Principles of Universal Design
- Bill Preble
- Oct 30, 2015
- 2 min read

These are simple ideas for altering traditional teaching practices that any teacher can try if they want to do more to meet the highly diverse and unique needs and interests of their students. A great school that goes above and beyond to meet the needs of and engage their highly academically diverse group of students is the Compass School, in Westminster VT. They looked at these three principles of Universal Instructional Design and identified a number of specific strategies that they were already routinely using at Compass that fit the Universal Design mindset.
Flexible Use of Time - Allow flexibility or change the amount of time allowed for students to write or to meet expectations
Engage and Use Students' Interests - Allow assignments to be personalized, adjust "products" to address students interests, allowing for more student choices.
Differences in Learning Styles Honored--Match teaching and learning to students different learning styles/multi-intelligences.
Modify the Volume or Amount of Work or Material when needed - Reduce amount of material a student is required to read or produce based on students' intellectual, developmental, readiness level.

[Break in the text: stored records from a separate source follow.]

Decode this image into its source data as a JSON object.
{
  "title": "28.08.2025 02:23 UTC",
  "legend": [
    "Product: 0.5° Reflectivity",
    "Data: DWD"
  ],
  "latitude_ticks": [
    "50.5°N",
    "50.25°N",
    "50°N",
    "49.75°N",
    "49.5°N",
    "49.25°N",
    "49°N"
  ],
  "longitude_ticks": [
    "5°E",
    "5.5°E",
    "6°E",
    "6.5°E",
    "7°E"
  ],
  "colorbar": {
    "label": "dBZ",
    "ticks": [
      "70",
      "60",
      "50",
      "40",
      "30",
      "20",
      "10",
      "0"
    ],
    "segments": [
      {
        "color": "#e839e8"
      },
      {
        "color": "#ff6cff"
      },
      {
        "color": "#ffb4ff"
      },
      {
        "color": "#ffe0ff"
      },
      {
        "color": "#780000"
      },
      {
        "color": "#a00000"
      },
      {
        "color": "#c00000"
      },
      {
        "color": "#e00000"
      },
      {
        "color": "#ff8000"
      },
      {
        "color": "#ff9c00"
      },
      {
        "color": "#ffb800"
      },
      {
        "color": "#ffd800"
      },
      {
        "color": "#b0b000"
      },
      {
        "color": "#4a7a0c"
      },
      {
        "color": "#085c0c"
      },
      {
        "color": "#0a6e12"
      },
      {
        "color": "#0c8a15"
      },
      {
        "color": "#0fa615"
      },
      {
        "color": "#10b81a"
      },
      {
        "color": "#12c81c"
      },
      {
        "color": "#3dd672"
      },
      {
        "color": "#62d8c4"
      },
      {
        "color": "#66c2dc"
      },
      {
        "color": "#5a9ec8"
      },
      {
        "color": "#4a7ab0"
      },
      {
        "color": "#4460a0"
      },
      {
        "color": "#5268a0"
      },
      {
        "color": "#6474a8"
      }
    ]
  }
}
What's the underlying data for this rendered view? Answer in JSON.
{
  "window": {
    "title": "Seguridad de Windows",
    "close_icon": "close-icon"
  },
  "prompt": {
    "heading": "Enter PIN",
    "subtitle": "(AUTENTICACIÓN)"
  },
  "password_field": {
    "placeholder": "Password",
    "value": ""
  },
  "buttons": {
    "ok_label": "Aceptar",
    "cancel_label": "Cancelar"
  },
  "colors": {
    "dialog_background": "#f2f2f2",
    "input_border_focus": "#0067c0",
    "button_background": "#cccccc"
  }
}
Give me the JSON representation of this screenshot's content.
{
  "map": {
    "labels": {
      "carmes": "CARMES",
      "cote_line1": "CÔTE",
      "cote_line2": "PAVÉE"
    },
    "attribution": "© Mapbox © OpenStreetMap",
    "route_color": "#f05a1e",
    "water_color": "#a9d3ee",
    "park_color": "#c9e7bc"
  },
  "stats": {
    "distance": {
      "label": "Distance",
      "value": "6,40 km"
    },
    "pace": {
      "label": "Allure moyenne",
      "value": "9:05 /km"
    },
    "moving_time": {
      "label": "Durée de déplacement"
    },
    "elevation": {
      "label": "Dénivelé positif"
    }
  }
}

Provide Supports in Advance of Instruction- Offer students graphic organizers, or other supports for building prior knowledge- reading Spark notes or chapter summaries prior to reading specific sections of chapters in book - having students focus on specific passages that showcase and or highlight major pivotal points
Adjust Classroom Procedures---Modify pacing, space, breaks, and routines - Adjusting procedures or rules, provide breaks to "wake-up brain" through changing seating, allowing students to eat, drink, use manipulative or fidgets, utilizing bouncing balls/routines, flipping the "classroom" routines.
Offer Alternative Options for Learning Tasks - replace task or presentation format that is problematic for a student with another format:
instead of writing a summary, student may choose to storyboard understanding, use clay to create an object representing element of story, collage, and/or use some other art form.
instead of writing out detailed outlines, have students create an outline via Inspiration using visuals, symbols in place of words.
have students watch video/film to gather background knowledge vs. reading if appropriate.
assign chunks of assignments with each piece being recorded as grade toward final product.
Provide Leveled/Tiered Assignments - provide reading materials at different levels for different students, without minimizing challenge and rigor.
If you or your school is struggling to engage students in learning or to reach students who learn differently, then try these principles and strategies. I think you will like how your students respond.